When you arrive at the hospital, it most definitely isn't there. Unless it's in some kind of trouble, the child shrinks from the immediate equation and your whole focus is on the very real distress and visible pain your partner is in. A lot of monitoring and mediation goes on, but all you can really do as the obvious third wheel in a process that is in no way tricycle is stay close by and also completely out of the way. Having some shitty, intrusive relatives helps with that. It at least gives you something to do.

Yes, it can be a long day. No sleep or food, little if anything to drink, the existential stress of the very medical reality of everything happening and then, right after the peakiest peak of the screaming, bleeding drama, when the tiniest chink of relaxation appears in the adrenaline armor, everything wants to let go at once. And now, for the first time in your (young adult, in my case) life, you have two human people who need your attentions at the exact same time. "Letting it sink in" is a luxury forfeited in perpetuity in that moment.

And this is when they say "would you like to cut the cord?" Just then is when I noticed the shake in my hands and the wobble in my knees and the sight of the very real, very active (but still very non-threateningly standard) bleeding happening from my wife and I thought: you know what, I'm just going to stand right here for a minute or two. So a new grandma cut the cord. I felt OK about that.

I didn't always feel OK about it. There are people who are still shocked by the revelation. And I figured since I didn't cut the first one, I probably shouldn't cut the other two, so I didn't. This also shocks people.
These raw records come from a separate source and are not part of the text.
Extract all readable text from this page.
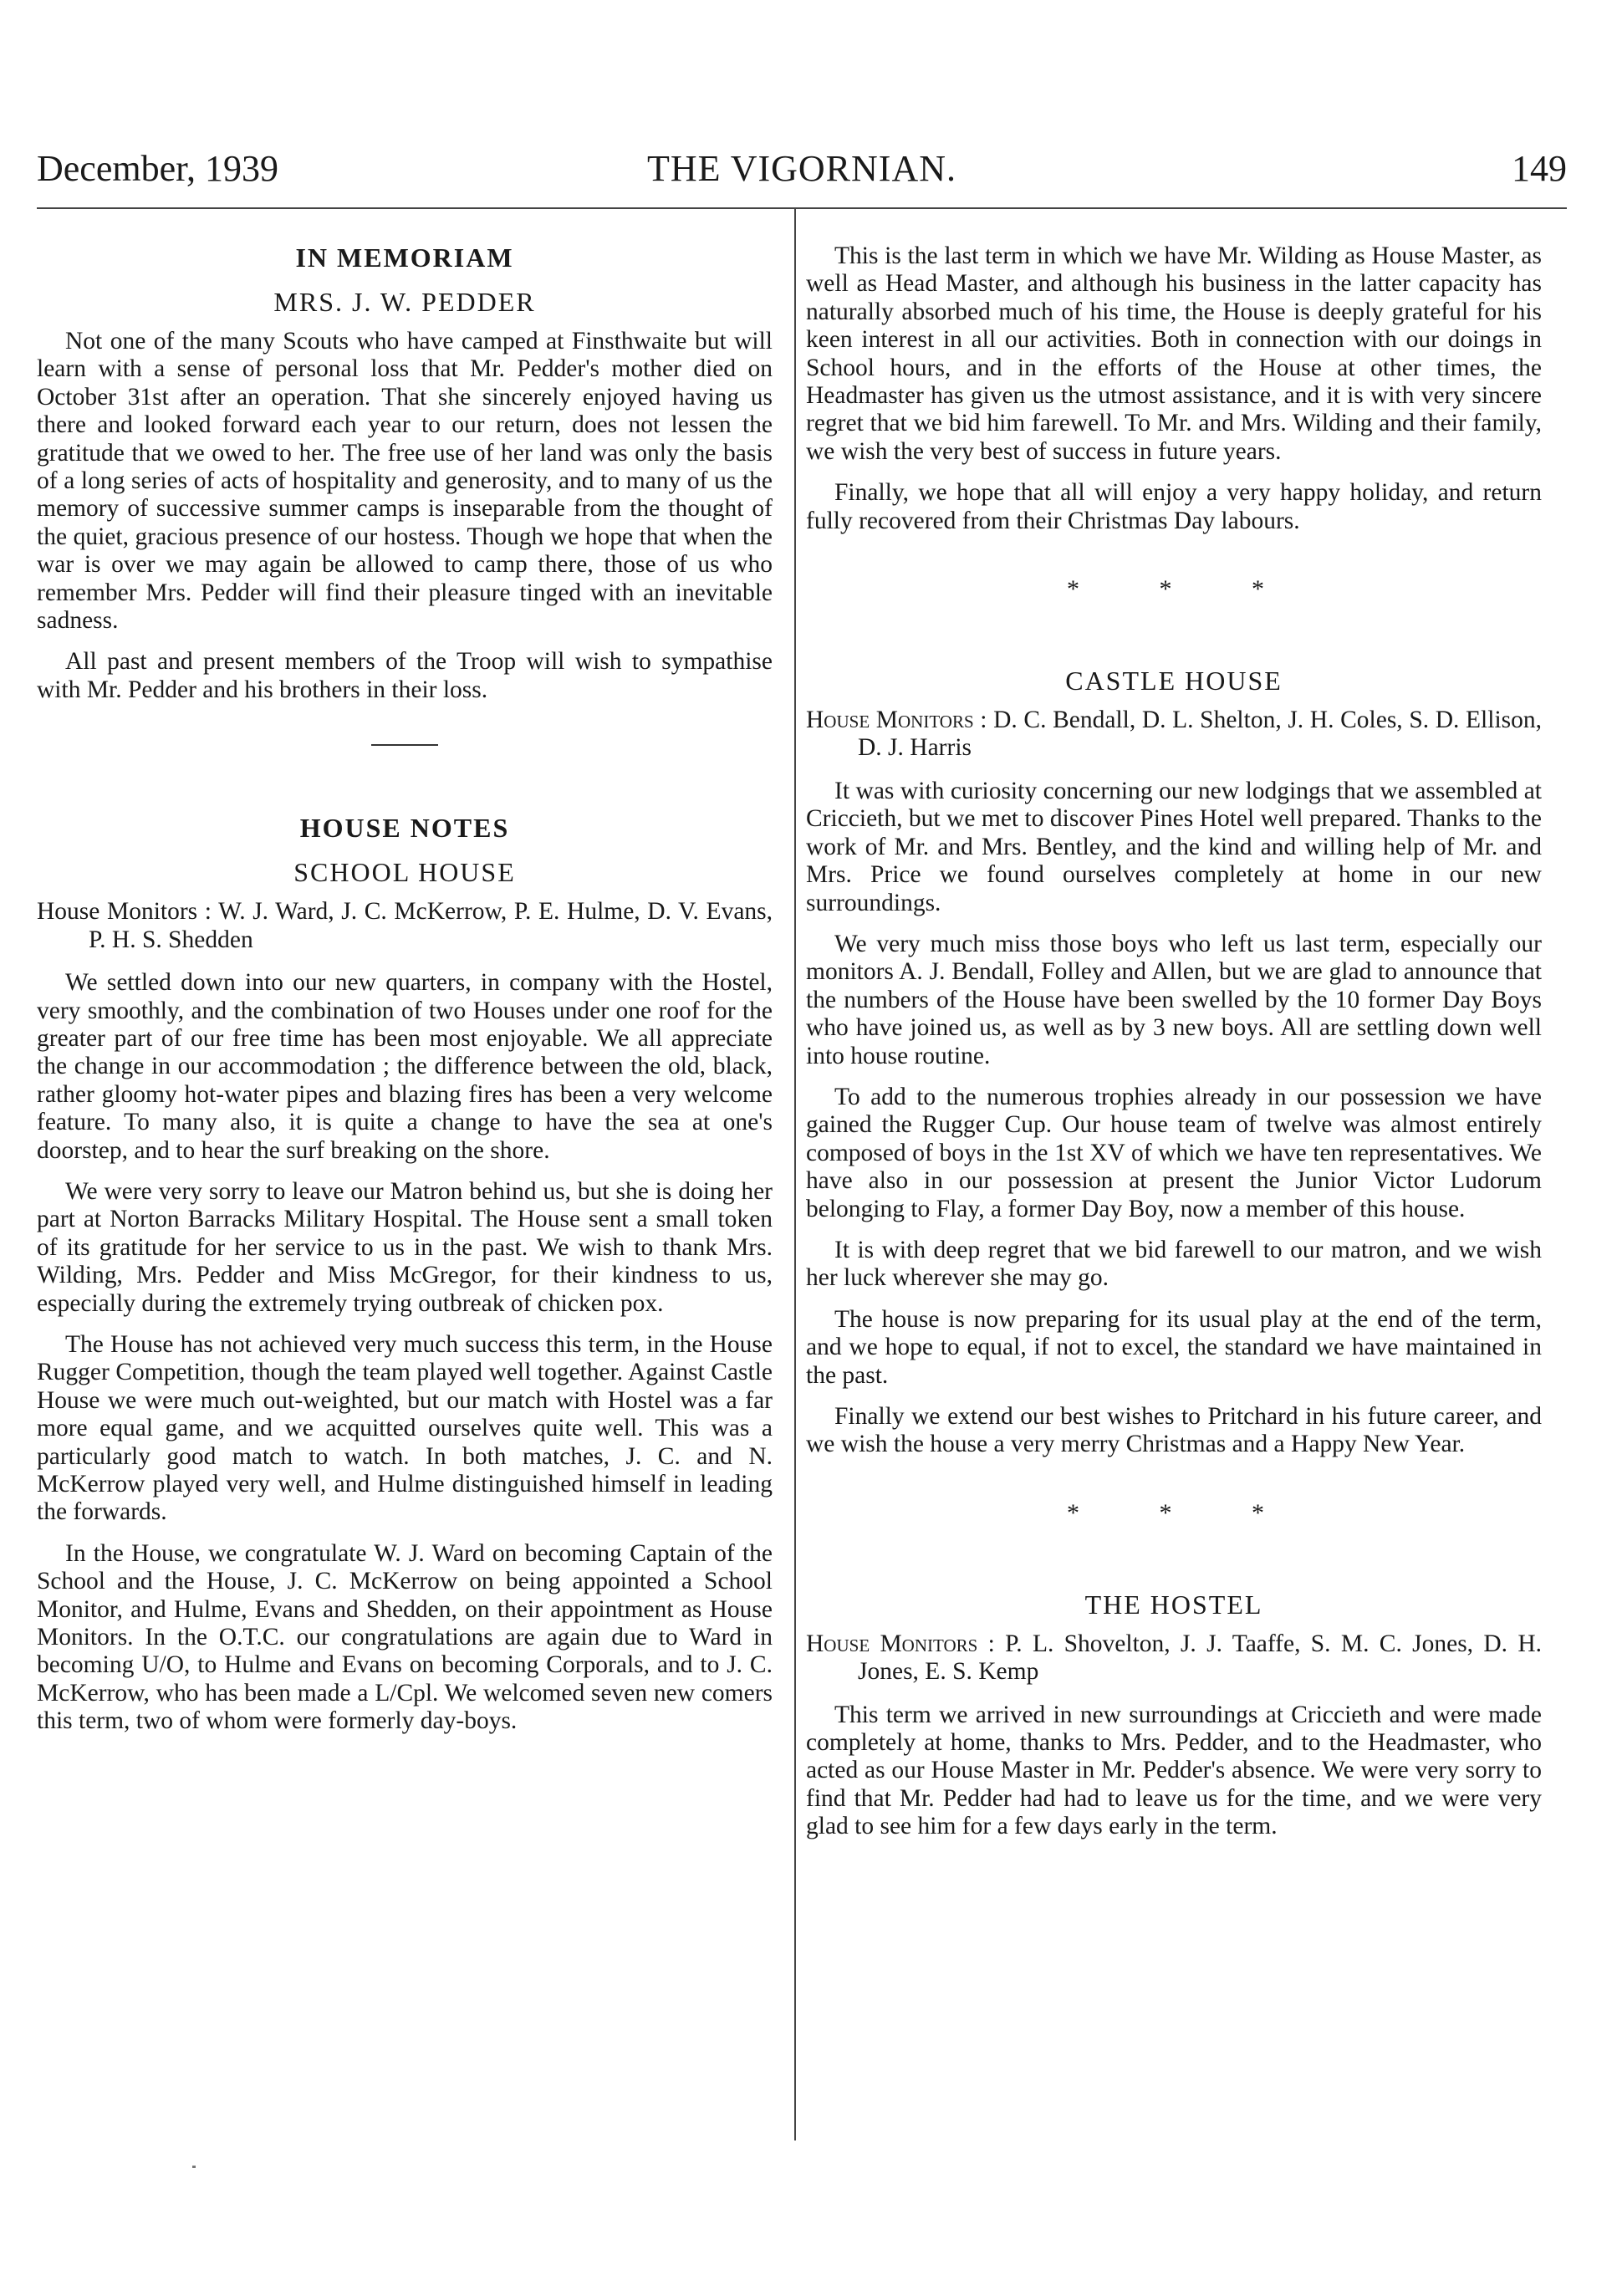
December, 1939	THE VIGORNIAN.	149
IN MEMORIAM
MRS. J. W. PEDDER

Not one of the many Scouts who have camped at Finsthwaite but will learn with a sense of personal loss that Mr. Pedder's mother died on October 31st after an operation. That she sincerely enjoyed having us there and looked forward each year to our return, does not lessen the gratitude that we owed to her. The free use of her land was only the basis of a long series of acts of hospitality and generosity, and to many of us the memory of successive summer camps is inseparable from the thought of the quiet, gracious presence of our hostess. Though we hope that when the war is over we may again be allowed to camp there, those of us who remember Mrs. Pedder will find their pleasure tinged with an inevitable sadness.

All past and present members of the Troop will wish to sympathise with Mr. Pedder and his brothers in their loss.

HOUSE NOTES
SCHOOL HOUSE
House Monitors : W. J. Ward, J. C. McKerrow, P. E. Hulme, D. V. Evans, P. H. S. Shedden

We settled down into our new quarters, in company with the Hostel, very smoothly, and the combination of two Houses under one roof for the greater part of our free time has been most enjoyable. We all appreciate the change in our accommodation ; the difference between the old, black, rather gloomy hot-water pipes and blazing fires has been a very welcome feature. To many also, it is quite a change to have the sea at one's doorstep, and to hear the surf breaking on the shore.

We were very sorry to leave our Matron behind us, but she is doing her part at Norton Barracks Military Hospital. The House sent a small token of its gratitude for her service to us in the past. We wish to thank Mrs. Wilding, Mrs. Pedder and Miss McGregor, for their kindness to us, especially during the extremely trying outbreak of chicken pox.

The House has not achieved very much success this term, in the House Rugger Competition, though the team played well together. Against Castle House we were much out-weighted, but our match with Hostel was a far more equal game, and we acquitted ourselves quite well. This was a particularly good match to watch. In both matches, J. C. and N. McKerrow played very well, and Hulme distinguished himself in leading the forwards.

In the House, we congratulate W. J. Ward on becoming Captain of the School and the House, J. C. McKerrow on being appointed a School Monitor, and Hulme, Evans and Shedden, on their appointment as House Monitors. In the O.T.C. our congratulations are again due to Ward in becoming U/O, to Hulme and Evans on becoming Corporals, and to J. C. McKerrow, who has been made a L/Cpl. We welcomed seven new comers this term, two of whom were formerly day-boys.

This is the last term in which we have Mr. Wilding as House Master, as well as Head Master, and although his business in the latter capacity has naturally absorbed much of his time, the House is deeply grateful for his keen interest in all our activities. Both in connection with our doings in School hours, and in the efforts of the House at other times, the Headmaster has given us the utmost assistance, and it is with very sincere regret that we bid him farewell. To Mr. and Mrs. Wilding and their family, we wish the very best of success in future years.

Finally, we hope that all will enjoy a very happy holiday, and return fully recovered from their Christmas Day labours.

* * *
CASTLE HOUSE
House Monitors : D. C. Bendall, D. L. Shelton, J. H. Coles, S. D. Ellison, D. J. Harris

It was with curiosity concerning our new lodgings that we assembled at Criccieth, but we met to discover Pines Hotel well prepared. Thanks to the work of Mr. and Mrs. Bentley, and the kind and willing help of Mr. and Mrs. Price we found ourselves completely at home in our new surroundings.

We very much miss those boys who left us last term, especially our monitors A. J. Bendall, Folley and Allen, but we are glad to announce that the numbers of the House have been swelled by the 10 former Day Boys who have joined us, as well as by 3 new boys. All are settling down well into house routine.

To add to the numerous trophies already in our possession we have gained the Rugger Cup. Our house team of twelve was almost entirely composed of boys in the 1st XV of which we have ten representatives. We have also in our possession at present the Junior Victor Ludorum belonging to Flay, a former Day Boy, now a member of this house.

It is with deep regret that we bid farewell to our matron, and we wish her luck wherever she may go.

The house is now preparing for its usual play at the end of the term, and we hope to equal, if not to excel, the standard we have maintained in the past.

Finally we extend our best wishes to Pritchard in his future career, and we wish the house a very merry Christmas and a Happy New Year.

* * *
THE HOSTEL
House Monitors : P. L. Shovelton, J. J. Taaffe, S. M. C. Jones, D. H. Jones, E. S. Kemp

This term we arrived in new surroundings at Criccieth and were made completely at home, thanks to Mrs. Pedder, and to the Headmaster, who acted as our House Master in Mr. Pedder's absence. We were very sorry to find that Mr. Pedder had had to leave us for the time, and we were very glad to see him for a few days early in the term.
But as of this past weekend, it's been 18 years. That oldest child is now an American adult. He seems OK with it, and OK also in general. As for me, if asked for an explanation, I feel like the intervening 18 years, about half of which I spent as an at-home parent, count for plenty. With as solid a parenting record as any divorced man might boast, I can now confidently say: cutting the cord is gross. There's blood and it's all weird and snakey looking and it's attached to placenta and afterbirth and whatever other facehugger slime blobs come out with that tentacle. It freaked me out and I'm glad I left it alone.

Anyway, happy birthday to my boy.

3 comments:

Lis said...

Cheers.

Lis said...

Cheers.

Poplicola said...

Congratulations for making it through. You have both my thanks and my apologies.